The Commission said it was proceeding as efficiently as possible, while acknowledging the need to respect legal procedures and produce well-thought-out legislation.

‘Further examination is required in all cases, including consultation of stakeholders,’ the Commission said in its written answer. ‘The industry is involved in the process preceding the proposals for secondary legislation. According to the Commission’s information the industry is already taking the necessary preparatory steps taking into account the key elements of the Directive.

‘Prior to the Commission proposal for a new TPD, representatives of the packaging sector were consulted. They indicated that changes to the design of cigarette packages were frequent practice. They also stated that no major investments would be required if pictorial warnings would be made mandatory.

‘It should be highlighted that in Article 30 the TPD provides for a transitional period during which tobacco products manufactured before the transposition deadline can be placed on the market for twelve months following this date.’

In a preamble to her questions, Tørnæs said that in its work program for 2015, the Commission was focusing on improved legislation. A decisive factor for good legislation was a suitable and predictable implementation period, which gave companies sufficient time to adjust.

Tørnæs made the point that in answer to a previous question, the Commission had addressed the complications caused by delays in delegated legislative acts and implementing acts. In this answer, the Commission had stated that the consequences of a delay had to be ascertained when assessing a particular case.

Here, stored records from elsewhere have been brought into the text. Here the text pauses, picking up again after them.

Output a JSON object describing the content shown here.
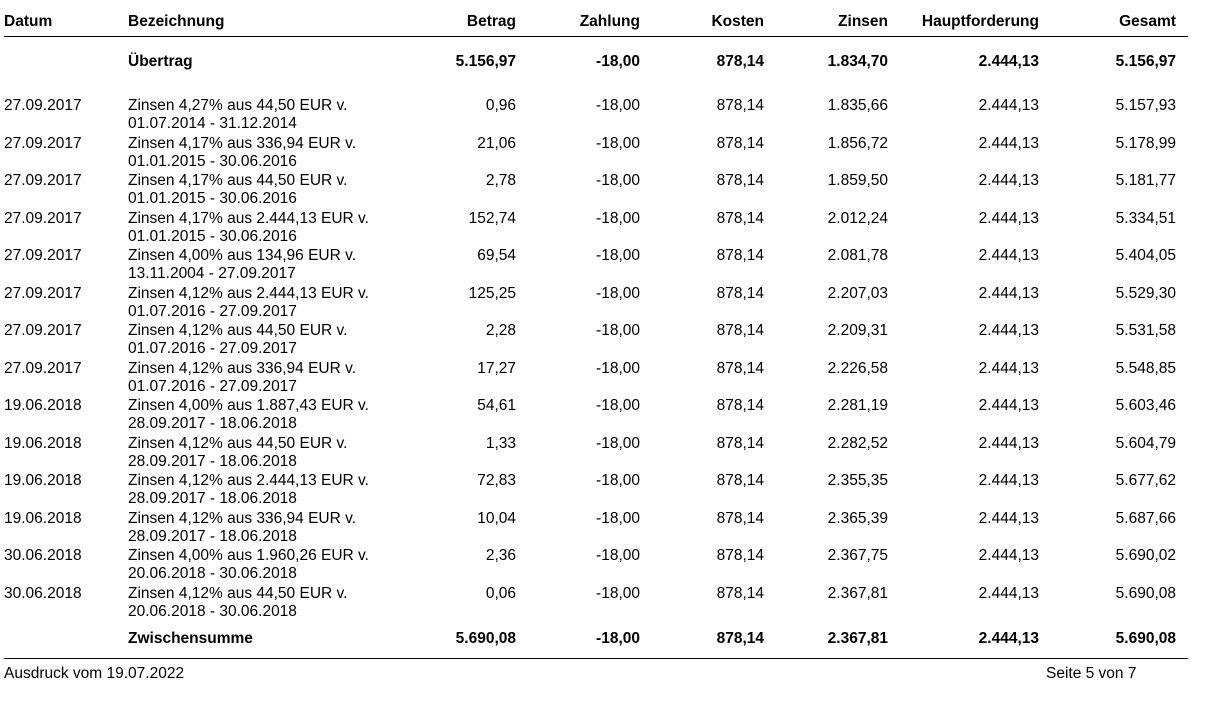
{
  "table": {
    "headers": {
      "datum": "Datum",
      "bezeichnung": "Bezeichnung",
      "betrag": "Betrag",
      "zahlung": "Zahlung",
      "kosten": "Kosten",
      "zinsen": "Zinsen",
      "hauptforderung": "Hauptforderung",
      "gesamt": "Gesamt"
    },
    "carry_over": {
      "label": "Übertrag",
      "betrag": "5.156,97",
      "zahlung": "-18,00",
      "kosten": "878,14",
      "zinsen": "1.834,70",
      "hauptforderung": "2.444,13",
      "gesamt": "5.156,97"
    },
    "rows": [
      {
        "datum": "27.09.2017",
        "line1": "Zinsen 4,27% aus 44,50 EUR v.",
        "line2": "01.07.2014 - 31.12.2014",
        "betrag": "0,96",
        "zahlung": "-18,00",
        "kosten": "878,14",
        "zinsen": "1.835,66",
        "hauptforderung": "2.444,13",
        "gesamt": "5.157,93"
      },
      {
        "datum": "27.09.2017",
        "line1": "Zinsen 4,17% aus 336,94 EUR v.",
        "line2": "01.01.2015 - 30.06.2016",
        "betrag": "21,06",
        "zahlung": "-18,00",
        "kosten": "878,14",
        "zinsen": "1.856,72",
        "hauptforderung": "2.444,13",
        "gesamt": "5.178,99"
      },
      {
        "datum": "27.09.2017",
        "line1": "Zinsen 4,17% aus 44,50 EUR v.",
        "line2": "01.01.2015 - 30.06.2016",
        "betrag": "2,78",
        "zahlung": "-18,00",
        "kosten": "878,14",
        "zinsen": "1.859,50",
        "hauptforderung": "2.444,13",
        "gesamt": "5.181,77"
      },
      {
        "datum": "27.09.2017",
        "line1": "Zinsen 4,17% aus 2.444,13 EUR v.",
        "line2": "01.01.2015 - 30.06.2016",
        "betrag": "152,74",
        "zahlung": "-18,00",
        "kosten": "878,14",
        "zinsen": "2.012,24",
        "hauptforderung": "2.444,13",
        "gesamt": "5.334,51"
      },
      {
        "datum": "27.09.2017",
        "line1": "Zinsen 4,00% aus 134,96 EUR v.",
        "line2": "13.11.2004 - 27.09.2017",
        "betrag": "69,54",
        "zahlung": "-18,00",
        "kosten": "878,14",
        "zinsen": "2.081,78",
        "hauptforderung": "2.444,13",
        "gesamt": "5.404,05"
      },
      {
        "datum": "27.09.2017",
        "line1": "Zinsen 4,12% aus 2.444,13 EUR v.",
        "line2": "01.07.2016 - 27.09.2017",
        "betrag": "125,25",
        "zahlung": "-18,00",
        "kosten": "878,14",
        "zinsen": "2.207,03",
        "hauptforderung": "2.444,13",
        "gesamt": "5.529,30"
      },
      {
        "datum": "27.09.2017",
        "line1": "Zinsen 4,12% aus 44,50 EUR v.",
        "line2": "01.07.2016 - 27.09.2017",
        "betrag": "2,28",
        "zahlung": "-18,00",
        "kosten": "878,14",
        "zinsen": "2.209,31",
        "hauptforderung": "2.444,13",
        "gesamt": "5.531,58"
      },
      {
        "datum": "27.09.2017",
        "line1": "Zinsen 4,12% aus 336,94 EUR v.",
        "line2": "01.07.2016 - 27.09.2017",
        "betrag": "17,27",
        "zahlung": "-18,00",
        "kosten": "878,14",
        "zinsen": "2.226,58",
        "hauptforderung": "2.444,13",
        "gesamt": "5.548,85"
      },
      {
        "datum": "19.06.2018",
        "line1": "Zinsen 4,00% aus 1.887,43 EUR v.",
        "line2": "28.09.2017 - 18.06.2018",
        "betrag": "54,61",
        "zahlung": "-18,00",
        "kosten": "878,14",
        "zinsen": "2.281,19",
        "hauptforderung": "2.444,13",
        "gesamt": "5.603,46"
      },
      {
        "datum": "19.06.2018",
        "line1": "Zinsen 4,12% aus 44,50 EUR v.",
        "line2": "28.09.2017 - 18.06.2018",
        "betrag": "1,33",
        "zahlung": "-18,00",
        "kosten": "878,14",
        "zinsen": "2.282,52",
        "hauptforderung": "2.444,13",
        "gesamt": "5.604,79"
      },
      {
        "datum": "19.06.2018",
        "line1": "Zinsen 4,12% aus 2.444,13 EUR v.",
        "line2": "28.09.2017 - 18.06.2018",
        "betrag": "72,83",
        "zahlung": "-18,00",
        "kosten": "878,14",
        "zinsen": "2.355,35",
        "hauptforderung": "2.444,13",
        "gesamt": "5.677,62"
      },
      {
        "datum": "19.06.2018",
        "line1": "Zinsen 4,12% aus 336,94 EUR v.",
        "line2": "28.09.2017 - 18.06.2018",
        "betrag": "10,04",
        "zahlung": "-18,00",
        "kosten": "878,14",
        "zinsen": "2.365,39",
        "hauptforderung": "2.444,13",
        "gesamt": "5.687,66"
      },
      {
        "datum": "30.06.2018",
        "line1": "Zinsen 4,00% aus 1.960,26 EUR v.",
        "line2": "20.06.2018 - 30.06.2018",
        "betrag": "2,36",
        "zahlung": "-18,00",
        "kosten": "878,14",
        "zinsen": "2.367,75",
        "hauptforderung": "2.444,13",
        "gesamt": "5.690,02"
      },
      {
        "datum": "30.06.2018",
        "line1": "Zinsen 4,12% aus 44,50 EUR v.",
        "line2": "20.06.2018 - 30.06.2018",
        "betrag": "0,06",
        "zahlung": "-18,00",
        "kosten": "878,14",
        "zinsen": "2.367,81",
        "hauptforderung": "2.444,13",
        "gesamt": "5.690,08"
      }
    ],
    "subtotal": {
      "label": "Zwischensumme",
      "betrag": "5.690,08",
      "zahlung": "-18,00",
      "kosten": "878,14",
      "zinsen": "2.367,81",
      "hauptforderung": "2.444,13",
      "gesamt": "5.690,08"
    }
  },
  "footer": {
    "printed": "Ausdruck vom 19.07.2022",
    "page": "Seite 5 von 7"
  }
}
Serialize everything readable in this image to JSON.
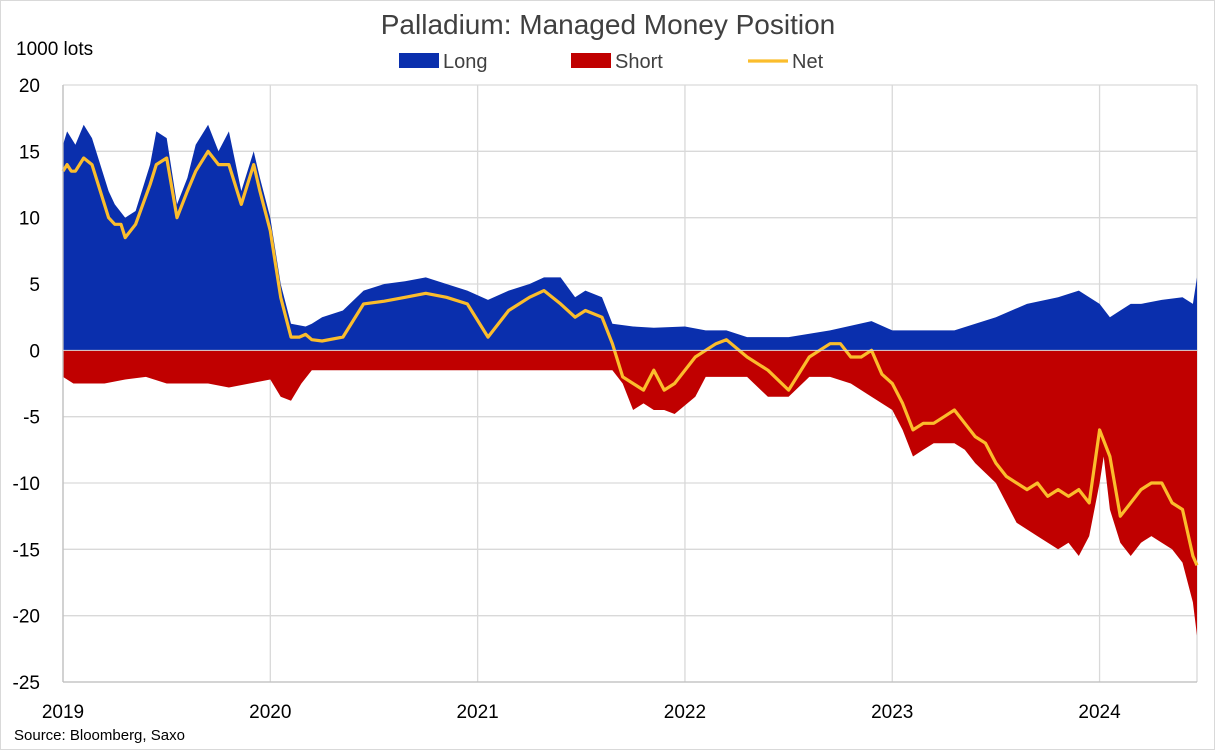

‘The deadline for implementing the Tobacco Products Directive, Directive 2014/40/EU, is 20 May 2016,’ Tørnæs said. ‘The text of the law will be supplemented by delegated legislative acts and implementing acts. The industry – particularly the packaging sector – will need 12 to 18 months to adjust production so that it complies with the new legislation.

‘According to the indicative plan for the implementation of the Tobacco Products Directive, some of the delegated legislative acts and implementing acts are expected to be published in the last quarter of 2015 or later. This will not give the industry the 12 to 18 months it needs to convert production.’

Tørnæs then posed three questions:

‘Would the Commission explain what consequences delays in delegated legislative acts and implementing acts will have?

‘Would the Commission give earlier examples of directives, where delays in delegated legislative acts or implementing acts made it difficult to comply with the time limit for implementation?

‘Would the Commission describe the steps it took to alleviate these difficulties?’